Tail latency was dramatically reduced by 75% to 93%. In memory-constrained scenarios, the baseline system spent nearly half of its rollout time processing the slowest 10% of requests. Seer effectively eliminates this bottleneck by combining segmented rollout, context-aware scheduling, and adaptive grouped speculative decoding, all supported by the Mooncake-based Global KVCache Pool.
Essential Insights and Practical Implications
- Rollout Phase Bottleneck: Seer addresses the rollout stage in synchronous RL, which can consume 63% to 87% of iteration time, primarily due to long tail requests and fragmented KVCache usage.
- Innovative Mechanisms: The system integrates segmented rollout, context-aware scheduling, and adaptive grouped speculative decoding to leverage output length correlations and token pattern similarities among GRPO responses sharing prompts.
- Fine-Grained Scheduling with Global KVCache: By splitting requests into manageable chunks and enabling migration across a shared KVCache pool, Seer maintains synchronous on-policy RL while optimizing GPU memory utilization and minimizing preemptions.
- Online Context Utilization: Length statistics derived from speculative requests guide scheduling decisions, approximating an oracle scheduler and significantly reducing tail latency.

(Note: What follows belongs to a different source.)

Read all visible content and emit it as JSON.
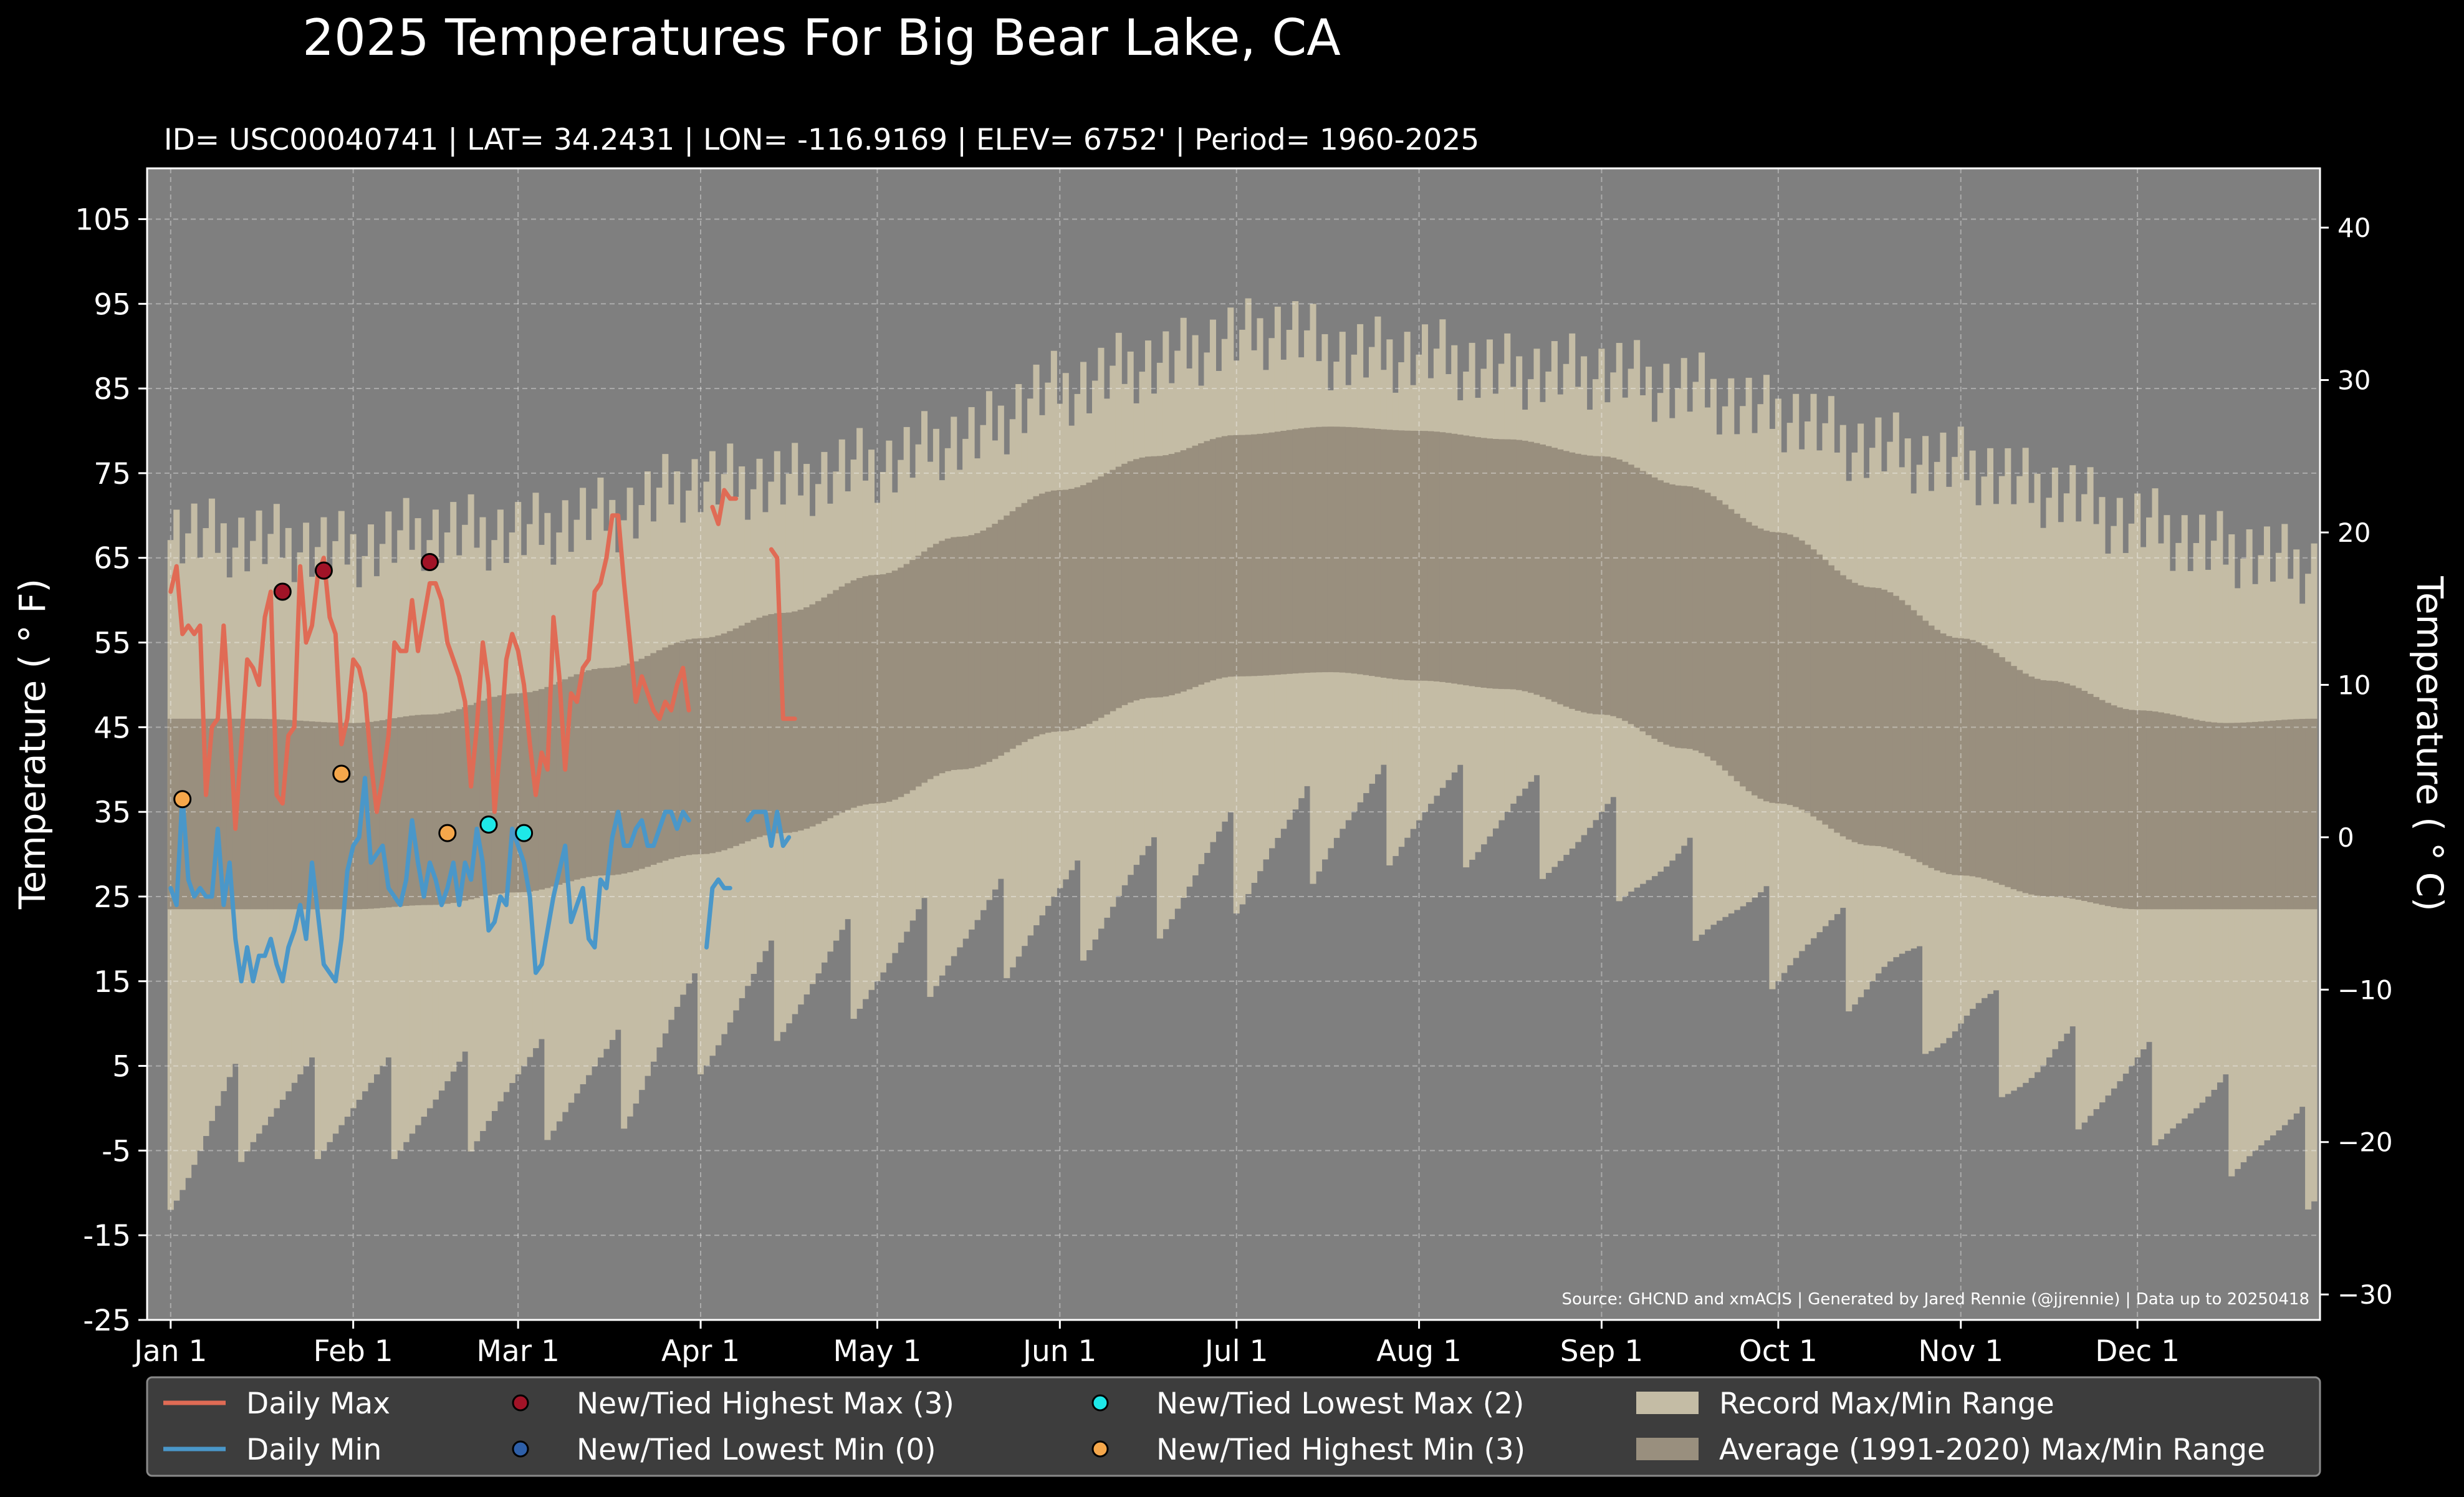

- Proven Performance Gains: On production-scale RL workloads, Seer delivers 74% to 97% higher rollout throughput and cuts long tail latency by 75% to 93% compared to state-of-the-art synchronous vLLM baselines.
Final Thoughts
Seer represents a significant advancement in reinforcement learning system design by optimizing the rollout phase without altering the underlying GRPO algorithm, thereby preserving on-policy guarantees and reproducibility. Its combination of segmented rollout, context-aware scheduling, and adaptive grouped speculative decoding offers a scalable and practical framework for RL systems that rely on extensive chain-of-thought reasoning and large KVCache footprints. This work highlights that system-level online context learning is now as vital as model architecture innovations for efficiently scaling reasoning-based reinforcement learning.